「Mrs. Harris Goes to Paris/ミセス・ハリス,パリへ行く」
このスタイルのタイトルのハシリは,,『Mr. Smith Goes to Washington/スミス都へ行く』だろうか,,いろいろありそうだけど,,オジサン世代にはFrankie Goes to Hollywood だろうか,,これ,映画じゃないけど,新聞に載った見出しをそのままグループ名にした,とかよく言われてた.Frankieとは Frank Sinatra であります.

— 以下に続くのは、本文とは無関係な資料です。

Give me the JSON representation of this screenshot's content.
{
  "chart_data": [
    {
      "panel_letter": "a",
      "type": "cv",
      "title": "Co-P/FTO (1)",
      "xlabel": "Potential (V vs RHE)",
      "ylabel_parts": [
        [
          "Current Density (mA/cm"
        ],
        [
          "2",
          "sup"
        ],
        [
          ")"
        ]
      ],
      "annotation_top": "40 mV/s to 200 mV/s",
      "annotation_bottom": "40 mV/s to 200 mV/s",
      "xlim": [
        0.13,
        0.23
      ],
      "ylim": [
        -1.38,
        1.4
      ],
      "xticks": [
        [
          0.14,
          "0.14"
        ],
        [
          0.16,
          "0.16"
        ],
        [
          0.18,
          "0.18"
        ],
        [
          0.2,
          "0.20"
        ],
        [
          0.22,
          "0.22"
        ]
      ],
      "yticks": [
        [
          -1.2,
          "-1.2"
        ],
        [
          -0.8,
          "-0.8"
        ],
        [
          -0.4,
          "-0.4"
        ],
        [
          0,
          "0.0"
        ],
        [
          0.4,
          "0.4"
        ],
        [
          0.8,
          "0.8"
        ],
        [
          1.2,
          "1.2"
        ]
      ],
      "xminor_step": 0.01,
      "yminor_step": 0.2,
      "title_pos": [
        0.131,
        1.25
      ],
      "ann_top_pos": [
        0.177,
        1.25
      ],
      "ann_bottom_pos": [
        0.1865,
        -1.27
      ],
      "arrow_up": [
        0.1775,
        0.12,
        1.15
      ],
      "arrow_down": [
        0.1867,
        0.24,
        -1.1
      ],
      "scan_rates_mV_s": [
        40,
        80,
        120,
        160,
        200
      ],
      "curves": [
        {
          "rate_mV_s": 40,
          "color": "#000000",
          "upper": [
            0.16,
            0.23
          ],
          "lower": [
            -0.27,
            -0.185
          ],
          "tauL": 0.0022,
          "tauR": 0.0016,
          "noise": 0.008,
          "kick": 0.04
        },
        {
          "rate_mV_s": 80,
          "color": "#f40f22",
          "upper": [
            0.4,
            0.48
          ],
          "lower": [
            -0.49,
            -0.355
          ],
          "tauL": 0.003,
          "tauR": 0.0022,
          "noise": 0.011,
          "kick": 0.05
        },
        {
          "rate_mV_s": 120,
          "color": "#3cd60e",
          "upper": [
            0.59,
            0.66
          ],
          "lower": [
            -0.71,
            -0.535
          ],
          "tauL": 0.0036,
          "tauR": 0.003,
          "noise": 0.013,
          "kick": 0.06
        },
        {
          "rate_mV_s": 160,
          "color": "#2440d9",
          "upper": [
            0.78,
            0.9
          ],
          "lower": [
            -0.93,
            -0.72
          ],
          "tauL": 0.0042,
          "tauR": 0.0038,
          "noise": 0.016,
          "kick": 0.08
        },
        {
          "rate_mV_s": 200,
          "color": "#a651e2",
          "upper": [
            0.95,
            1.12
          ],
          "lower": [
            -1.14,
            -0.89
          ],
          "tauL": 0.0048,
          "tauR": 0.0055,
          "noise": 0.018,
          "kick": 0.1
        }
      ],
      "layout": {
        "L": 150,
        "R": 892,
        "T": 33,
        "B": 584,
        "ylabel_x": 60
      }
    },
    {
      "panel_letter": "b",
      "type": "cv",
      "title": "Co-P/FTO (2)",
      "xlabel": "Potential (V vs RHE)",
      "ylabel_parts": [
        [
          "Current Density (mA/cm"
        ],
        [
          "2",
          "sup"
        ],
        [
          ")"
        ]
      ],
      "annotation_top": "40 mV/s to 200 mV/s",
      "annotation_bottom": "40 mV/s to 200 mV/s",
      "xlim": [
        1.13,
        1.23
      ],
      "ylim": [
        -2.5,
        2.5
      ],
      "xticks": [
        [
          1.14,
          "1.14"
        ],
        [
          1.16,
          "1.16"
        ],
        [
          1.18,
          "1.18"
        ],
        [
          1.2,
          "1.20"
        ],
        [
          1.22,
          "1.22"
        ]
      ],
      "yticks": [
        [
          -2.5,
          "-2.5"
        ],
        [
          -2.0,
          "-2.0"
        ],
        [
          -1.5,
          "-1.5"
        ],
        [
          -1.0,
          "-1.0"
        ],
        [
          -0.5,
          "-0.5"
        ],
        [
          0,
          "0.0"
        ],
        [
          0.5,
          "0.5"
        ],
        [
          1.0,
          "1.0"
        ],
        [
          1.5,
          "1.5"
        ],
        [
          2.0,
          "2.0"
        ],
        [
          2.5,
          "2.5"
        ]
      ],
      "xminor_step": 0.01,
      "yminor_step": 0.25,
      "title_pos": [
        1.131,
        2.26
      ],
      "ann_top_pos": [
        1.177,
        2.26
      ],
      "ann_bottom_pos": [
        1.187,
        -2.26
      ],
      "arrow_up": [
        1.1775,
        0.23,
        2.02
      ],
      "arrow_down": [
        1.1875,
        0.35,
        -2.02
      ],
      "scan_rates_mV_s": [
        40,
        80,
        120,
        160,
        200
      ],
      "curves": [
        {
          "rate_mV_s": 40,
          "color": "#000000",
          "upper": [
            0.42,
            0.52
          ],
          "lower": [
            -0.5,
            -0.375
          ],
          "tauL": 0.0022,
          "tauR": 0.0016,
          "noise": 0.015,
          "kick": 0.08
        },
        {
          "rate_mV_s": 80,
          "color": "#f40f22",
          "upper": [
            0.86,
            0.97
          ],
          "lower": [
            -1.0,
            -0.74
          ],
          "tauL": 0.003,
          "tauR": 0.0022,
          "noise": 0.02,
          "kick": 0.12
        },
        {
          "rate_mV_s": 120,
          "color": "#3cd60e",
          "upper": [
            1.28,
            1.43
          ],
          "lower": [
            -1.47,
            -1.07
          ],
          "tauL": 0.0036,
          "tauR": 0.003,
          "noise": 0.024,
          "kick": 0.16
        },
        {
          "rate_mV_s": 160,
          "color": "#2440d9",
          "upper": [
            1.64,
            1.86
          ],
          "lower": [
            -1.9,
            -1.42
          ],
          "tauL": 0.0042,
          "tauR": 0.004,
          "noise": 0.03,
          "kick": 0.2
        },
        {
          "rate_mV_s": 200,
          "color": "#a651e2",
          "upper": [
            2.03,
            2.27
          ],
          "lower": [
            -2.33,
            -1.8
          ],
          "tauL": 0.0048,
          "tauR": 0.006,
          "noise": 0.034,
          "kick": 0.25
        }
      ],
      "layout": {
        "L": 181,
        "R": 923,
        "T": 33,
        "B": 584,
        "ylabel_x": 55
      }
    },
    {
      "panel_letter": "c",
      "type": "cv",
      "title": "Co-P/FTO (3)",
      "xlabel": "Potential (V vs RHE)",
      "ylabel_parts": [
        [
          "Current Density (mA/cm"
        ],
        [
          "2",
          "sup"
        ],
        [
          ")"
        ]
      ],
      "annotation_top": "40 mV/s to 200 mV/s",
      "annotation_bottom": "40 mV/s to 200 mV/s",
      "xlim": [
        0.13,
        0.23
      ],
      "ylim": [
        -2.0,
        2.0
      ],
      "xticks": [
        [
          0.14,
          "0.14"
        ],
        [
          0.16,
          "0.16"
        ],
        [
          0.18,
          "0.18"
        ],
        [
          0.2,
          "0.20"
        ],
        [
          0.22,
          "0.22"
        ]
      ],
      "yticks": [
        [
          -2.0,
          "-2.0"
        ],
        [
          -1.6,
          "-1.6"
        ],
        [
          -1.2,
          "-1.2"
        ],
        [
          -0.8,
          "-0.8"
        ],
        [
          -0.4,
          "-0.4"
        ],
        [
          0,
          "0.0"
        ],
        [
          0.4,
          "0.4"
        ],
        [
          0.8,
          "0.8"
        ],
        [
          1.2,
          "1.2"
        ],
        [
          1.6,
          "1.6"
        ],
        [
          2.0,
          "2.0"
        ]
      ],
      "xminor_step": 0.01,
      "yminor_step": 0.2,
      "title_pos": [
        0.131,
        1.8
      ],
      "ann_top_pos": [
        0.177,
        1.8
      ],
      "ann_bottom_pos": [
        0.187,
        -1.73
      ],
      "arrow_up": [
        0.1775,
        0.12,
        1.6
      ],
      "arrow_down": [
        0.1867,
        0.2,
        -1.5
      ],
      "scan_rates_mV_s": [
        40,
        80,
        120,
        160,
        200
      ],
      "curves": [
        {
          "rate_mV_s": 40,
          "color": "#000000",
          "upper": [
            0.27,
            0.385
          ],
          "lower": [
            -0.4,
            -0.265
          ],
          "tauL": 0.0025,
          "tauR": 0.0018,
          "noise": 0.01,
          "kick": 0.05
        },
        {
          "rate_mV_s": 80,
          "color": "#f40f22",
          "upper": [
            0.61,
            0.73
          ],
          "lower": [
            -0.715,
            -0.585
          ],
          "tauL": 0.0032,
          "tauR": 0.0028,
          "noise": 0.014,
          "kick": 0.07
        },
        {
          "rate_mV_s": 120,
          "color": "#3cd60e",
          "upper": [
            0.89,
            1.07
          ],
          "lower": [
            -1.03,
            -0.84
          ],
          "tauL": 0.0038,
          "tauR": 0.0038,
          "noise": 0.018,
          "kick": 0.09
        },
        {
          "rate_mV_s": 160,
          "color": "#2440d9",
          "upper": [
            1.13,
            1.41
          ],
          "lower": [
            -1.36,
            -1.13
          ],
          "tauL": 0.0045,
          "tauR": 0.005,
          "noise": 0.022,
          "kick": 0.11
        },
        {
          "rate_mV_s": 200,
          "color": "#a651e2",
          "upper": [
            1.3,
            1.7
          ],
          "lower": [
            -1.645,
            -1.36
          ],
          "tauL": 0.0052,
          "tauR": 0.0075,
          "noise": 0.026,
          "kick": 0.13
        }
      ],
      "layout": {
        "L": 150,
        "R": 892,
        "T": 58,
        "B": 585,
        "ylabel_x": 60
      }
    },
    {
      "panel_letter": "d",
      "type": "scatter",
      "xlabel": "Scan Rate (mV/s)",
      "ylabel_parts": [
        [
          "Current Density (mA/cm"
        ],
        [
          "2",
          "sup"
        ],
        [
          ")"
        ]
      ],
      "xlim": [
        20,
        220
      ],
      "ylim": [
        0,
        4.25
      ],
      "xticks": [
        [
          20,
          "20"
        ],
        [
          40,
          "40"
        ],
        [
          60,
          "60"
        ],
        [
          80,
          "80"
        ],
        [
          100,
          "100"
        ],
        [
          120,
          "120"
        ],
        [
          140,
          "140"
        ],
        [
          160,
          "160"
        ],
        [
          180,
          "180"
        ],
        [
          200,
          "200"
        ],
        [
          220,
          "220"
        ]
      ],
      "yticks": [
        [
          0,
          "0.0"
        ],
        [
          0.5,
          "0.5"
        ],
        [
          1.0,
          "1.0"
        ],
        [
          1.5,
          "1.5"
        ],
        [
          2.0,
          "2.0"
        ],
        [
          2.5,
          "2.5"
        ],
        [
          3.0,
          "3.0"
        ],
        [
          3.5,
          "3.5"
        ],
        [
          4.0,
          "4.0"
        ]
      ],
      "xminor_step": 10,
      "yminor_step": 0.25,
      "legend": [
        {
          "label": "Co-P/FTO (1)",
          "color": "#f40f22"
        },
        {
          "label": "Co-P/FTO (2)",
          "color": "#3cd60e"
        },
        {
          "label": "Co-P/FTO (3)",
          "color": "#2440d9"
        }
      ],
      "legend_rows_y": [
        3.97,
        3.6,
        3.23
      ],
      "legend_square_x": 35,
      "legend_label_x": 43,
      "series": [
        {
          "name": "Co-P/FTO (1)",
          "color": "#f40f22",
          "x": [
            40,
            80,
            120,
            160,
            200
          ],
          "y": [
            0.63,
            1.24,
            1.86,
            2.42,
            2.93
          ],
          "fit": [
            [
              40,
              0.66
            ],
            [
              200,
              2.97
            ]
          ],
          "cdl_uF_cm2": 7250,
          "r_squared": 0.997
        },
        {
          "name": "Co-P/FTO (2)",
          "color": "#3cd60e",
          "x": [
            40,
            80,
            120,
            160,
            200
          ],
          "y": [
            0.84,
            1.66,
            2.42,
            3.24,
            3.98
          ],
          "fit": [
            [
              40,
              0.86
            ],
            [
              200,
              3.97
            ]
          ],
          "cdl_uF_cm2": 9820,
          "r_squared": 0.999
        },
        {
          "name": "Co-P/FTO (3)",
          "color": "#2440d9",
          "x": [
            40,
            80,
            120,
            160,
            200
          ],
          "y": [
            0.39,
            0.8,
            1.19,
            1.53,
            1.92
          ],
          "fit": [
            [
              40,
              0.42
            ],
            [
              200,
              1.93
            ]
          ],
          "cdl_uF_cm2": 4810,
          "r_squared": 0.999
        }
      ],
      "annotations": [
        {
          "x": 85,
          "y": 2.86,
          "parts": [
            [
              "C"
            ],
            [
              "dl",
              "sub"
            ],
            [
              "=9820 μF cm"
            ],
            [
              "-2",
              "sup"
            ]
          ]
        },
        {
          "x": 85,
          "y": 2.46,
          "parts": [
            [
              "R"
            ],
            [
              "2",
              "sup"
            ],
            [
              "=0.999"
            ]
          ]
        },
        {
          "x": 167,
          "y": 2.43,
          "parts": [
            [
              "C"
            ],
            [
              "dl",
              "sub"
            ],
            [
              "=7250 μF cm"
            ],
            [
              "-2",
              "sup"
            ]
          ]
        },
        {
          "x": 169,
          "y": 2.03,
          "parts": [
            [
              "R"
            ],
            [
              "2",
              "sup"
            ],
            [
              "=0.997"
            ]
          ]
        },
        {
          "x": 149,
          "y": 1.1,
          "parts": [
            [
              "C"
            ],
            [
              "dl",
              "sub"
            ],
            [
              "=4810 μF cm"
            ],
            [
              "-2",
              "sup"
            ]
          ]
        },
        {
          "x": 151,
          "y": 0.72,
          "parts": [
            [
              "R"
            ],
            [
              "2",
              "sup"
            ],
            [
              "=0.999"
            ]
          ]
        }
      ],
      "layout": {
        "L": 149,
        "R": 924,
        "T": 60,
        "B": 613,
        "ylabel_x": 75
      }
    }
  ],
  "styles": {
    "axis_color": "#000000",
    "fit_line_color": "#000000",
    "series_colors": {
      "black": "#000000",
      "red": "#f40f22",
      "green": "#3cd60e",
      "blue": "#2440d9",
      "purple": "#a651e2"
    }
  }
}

ハイ,この映画は,もうファンタジーの部類じゃないですかね,,
ディオールの建物に入っていくところは,それなりに起こり得そうなシークエンスなんだけど,その前の軍資金集めのところは,ないな,,という感じ.笑 つまり,,金儲けってすごい大変だということかな,,,一番現実離れしてる.
Harris夫人は,小包を抱えて,それが良い知らせかどうか悩む.そしてコイントス,しかし,コインと見る前に川に落ちてしまう.自分の人生は自分でドライブするしかない.
ディオールのドレスに魅せられた通いの家政婦ハリス夫人.絶対にディオールの自分だけのドレスを手に入れる! と決心する.
人は目的とか夢とかがあると違ってくる.単純に好きなことがあるってことでもいい.
めちゃくちゃ好きなテレビ番組があれば,その番組が始まる前に仕事は終わらせようとか,家事は終わらせよう,とか,行動の指針になる.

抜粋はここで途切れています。